Canada's economy has been languishing despite repeated reductions in interest rates. BoC now estimates third quarter growth to have been roughly 2.5 percent with a slowdown to 1.5 percent growth in the current quarter. This would put this year's real GDP growth at a mere 1.1 percent--well below the 2.4 percent pace last year. The Bank has revised down its forecast of global growth in 2016 and 2017.
Total CPI inflation remains near the bottom of the Bank's target range, in line with the outlook in the Bank's July Monetary Policy Report. The Bank judges that the underlying trend in inflation continues to be about 1.5 to 1.7 per cent. The economy has rebounded, as projected in July. In non-resource sectors, the signs of strength are more evident, supported by the stimulative effects of previous monetary policy actions and past depreciation of the Canadian dollar.

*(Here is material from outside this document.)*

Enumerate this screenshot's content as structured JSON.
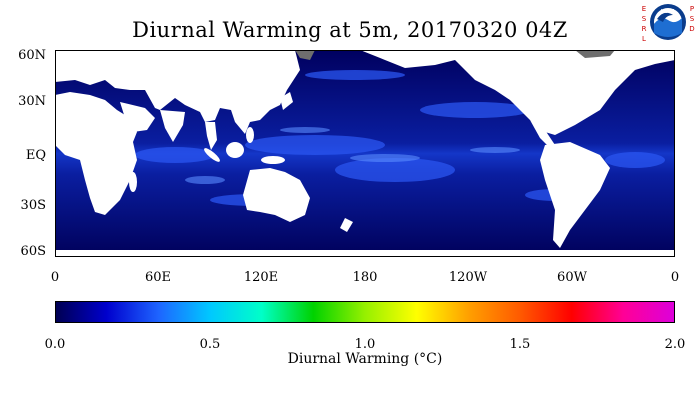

Meanwhile, household spending continues to underpin economic activity and is expected to grow at a moderate pace over the projection period. As financial vulnerabilities in the household sector continue to edge higher, risks to financial stability are evolving as expected. Taking all of these developments into consideration, the Bank judges that the current stance of monetary policy remains appropriate.
BoC has run out of bullets with overnight interest rates so close to the zero and lower bound. The Bank will stand pat for at least the next year regardless of U.S. Federal Reserve action. The Fed is widely expected to start liftoff in the next few months.
The Canadian dollar steadies after slipping overnight on reduced BOC growth expectations. Weaker oil prices also weighed on the Canadian dollar. It dropped more than 1 percent against its U.S. counterpart after the Bank of Canada held its key rate steady as expected and also hinted that any hikes would be in the distant future. USD/CAD is trading at 1.3118 as of 0909 GMT.